Kerala Plus Two Physics Model Question Paper 1 with Answers

Board	SCERT
Class	Plus Two
Subject	Physics
Category	Plus Two Previous Year Question Papers

Time: 2 Hours
Cool off time: 15 Minutes
Maximum: 60 Score

General Instructions to candidates:

• There is a ‘cool off-time’ of 15 minutes in addition to the writing time of 2 hrs.
• You are not allowed to write your answers nor to discuss anything with others during the ‘cool off time’.
• Use the ‘cool off time’ to get familiar with the questions and to plan your answers.
• Read questions carefully before you answering.
• All questions are compulsory and the only internal choice is allowed.
• When you select a question, all the sub-questions must be answered from the same question itself.
• Calculations, figures, and graphs should be shown in the answer sheet itself.
• Malayalam version of the questions is also provided.
• Give equations wherever necessary.
• Electronic devices except non-programmable calculators are not allowed in the Examination Hall.

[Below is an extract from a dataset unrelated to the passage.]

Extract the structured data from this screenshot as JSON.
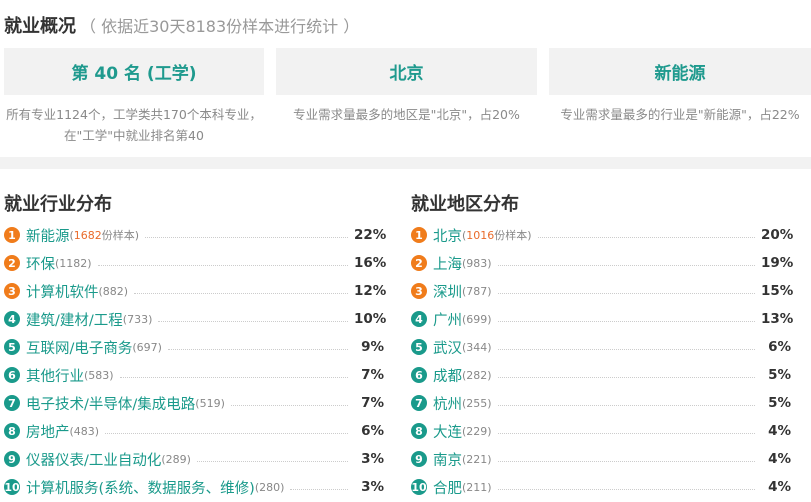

Questions 1 – 7 Carry 1 Score each. Answer any six questions. (6 × 1 = 6)

Question 1.
Write the expression for intensity of electric field near to the surface of a charged conductor with uniform charge density σ.
Answer:
E = \(\frac{\sigma}{\varepsilon_{0}}\)

Question 2.
The unit of electrical resistivity is ……….
Answer:
Ωm (ohm meter)

Question 3.
E.m.f can be induced in a coil placed in an external magnetic field by:
a) Changing the intensity of the magnetic field
b) Changing the area of the coil
c) Changing the orientation of the coil
d) All of the above
Answer:
d) All of the above

Question 4.
Write the energy and momentum associated with a moving photon.
Answer:
E = hν, P = mc

Question 5.
The value of relative permeability of a diamagnetic material is;
a) μ_r > 1
b) μ_r = 1
c) μ_r < 1
d) μ_r = 1
Answer:
c) μ_r < 1

Question 6.
The electric field amplitude of an electromagnetic wave is 15V/m. Find the magnetic field amplitude of the wave.
Answer:
B = \(\frac{E}{C}=\frac{15}{3 \times 10^{8}}\) = 5 × 10^-8T

Question 7.
A convex lens is placed in a medium having a refractive index greater than that of the lens. The lens now behaves as;
a) Converging lens
b) Diverging lens
c) Plane glass plate
d) None of the above
Answer:
b) Diverging lens

Questions 8 to 15 carry 2 scores each. Answer any 7 questions. (7 × 2 = 14)

Question 8.
a) ‘Electrostatic field is always normal to the surface of a charged conductor’. Justify the statement.
b) The value of elelctric potential at the surface of a charged conductor is 10V. Find the value of the intensity of the electric field and potential at a point interior to it.
Answer:
a) The surface of the charged conductor is an equipotential surface. In equipotential surface, the potential is the same and hence the electric field is always normal to the surface of a charged conductor.
b) E = 0

Question 9.
A galvanometer with a coil of resistance 12Ω shows a full-scale deflection for a current of 2.5 mA. How can it be converted into an ammeter of range 7.5 A?
Answer:
G= 12Ω, I_g= 2.5 mA = 2.5 × 10^-3A, I = 7.5 A
S = \(\frac{I_{g} \times G}{I-I_{g}}=\frac{2.5 \times 10^{-3} \times 12}{7.5-2.5 \times 10^{-3}}=4 \times 10^{-3} \Omega\)

Question 10.
The curves shown in figure are drawn for different magnetic materials. Among the three curves, name the curve that,

a) Represent the material usually used for making permanent magnets.
b) Represent the material usually used for making electromagnets.
Answer:
a) A
b) C

Question 11.
A capacitor C, a variable resistance R, and a bulb B are connected in series to a.c. mains in the circuit as shown. The bulb glows with some brightness. How the glow of the bulb change if.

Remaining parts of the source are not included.